Henry Hayden’s life is built on lies. One lie piled on top of another until even he has difficulty discerning the truth. Henry does know, however, that he is a bestselling, celebrity author who has never truly written a word. His literary output is all the work of his wife, Martha. Even the employees at the publishing house don’t know this truth – and therein begins the source of Henry troubles.
For some time now, Henry has been having an affair with Betty Hansen, his editor. His wife doesn’t know (or does she) and neither does the President of the publishing house, who also happens to be in love with Betty. To make matters worse, Betty has just told Henry that she is pregnant and that she plans to keep the baby. With that news, Henry can feel his house of cards about to crumble.

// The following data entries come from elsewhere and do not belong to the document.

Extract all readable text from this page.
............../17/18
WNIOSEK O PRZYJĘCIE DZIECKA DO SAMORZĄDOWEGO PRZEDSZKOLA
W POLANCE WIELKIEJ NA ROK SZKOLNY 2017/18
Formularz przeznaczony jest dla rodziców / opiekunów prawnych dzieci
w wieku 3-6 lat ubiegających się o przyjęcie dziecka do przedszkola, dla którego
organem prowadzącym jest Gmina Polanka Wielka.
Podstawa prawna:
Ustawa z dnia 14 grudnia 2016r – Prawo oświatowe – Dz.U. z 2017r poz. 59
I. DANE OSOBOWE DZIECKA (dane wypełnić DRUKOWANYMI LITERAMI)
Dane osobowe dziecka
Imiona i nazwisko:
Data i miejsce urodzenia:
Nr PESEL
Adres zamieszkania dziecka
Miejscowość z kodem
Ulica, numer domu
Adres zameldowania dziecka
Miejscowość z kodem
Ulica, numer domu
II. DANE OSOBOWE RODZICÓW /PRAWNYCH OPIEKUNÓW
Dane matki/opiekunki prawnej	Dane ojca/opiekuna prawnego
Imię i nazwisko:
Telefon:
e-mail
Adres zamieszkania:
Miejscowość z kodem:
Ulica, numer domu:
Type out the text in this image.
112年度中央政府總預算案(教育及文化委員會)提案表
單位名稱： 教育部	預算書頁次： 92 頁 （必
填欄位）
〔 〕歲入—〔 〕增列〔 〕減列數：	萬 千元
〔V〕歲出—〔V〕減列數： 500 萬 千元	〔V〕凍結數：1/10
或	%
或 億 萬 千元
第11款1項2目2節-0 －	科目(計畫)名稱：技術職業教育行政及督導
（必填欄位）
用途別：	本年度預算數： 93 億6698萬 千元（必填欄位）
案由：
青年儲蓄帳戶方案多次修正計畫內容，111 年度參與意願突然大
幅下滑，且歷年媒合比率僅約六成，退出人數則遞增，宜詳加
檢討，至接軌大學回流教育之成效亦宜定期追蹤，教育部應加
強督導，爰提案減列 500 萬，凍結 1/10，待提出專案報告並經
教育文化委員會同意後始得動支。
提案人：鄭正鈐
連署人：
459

An unexpected turn of events removes Martha from Henry’s life – along with his meal ticket. How can he keep up his charade of being a celebrated writer, if there is no one to write the damn books? Unbeknownst to Henry, a childhood “friend” is also on the hunt to uncover Henry’s secrets. Gisbert Fasch longs for success as a writer and can’t fathom how his one-time schoolmate could suddenly become so proficient in the written word.
Sascha Arango weaves these convoluted storylines into a surreal mystery in which the truth becomes a commodity used to bargain back life. Whose truth, however, is always up for speculation and readers have no choice but to follow the journey to what promises to be an unexpected end. When the journey includes a vicious marten hidden in the wall, realistic sex dolls, and a secretary who longs for career advancement, all bets are off.
Though it all, the focus remains on our protagonist: Henry Hayden is the illegitimate sibling of Highsmith’s Tom Ripley as seen through the lens of Salvador Dalí. As odious as he may be, there is something very charming and serpentine about him, which will keep readers on tenterhooks throughout the novel.
The Truth and Other Lies is a work in translation, so there are times when the text seems overly simplistic. It is hard to know if this is a result of the translation or a signpost of the author’s style. In either case, this minor distraction early on will quickly begin to feel natural as readers consume this short novel.
Disclaimer: An e-galley of this title was provided to BOLO Books by the publisher. No review was promised and the above is an unbiased review of the novel.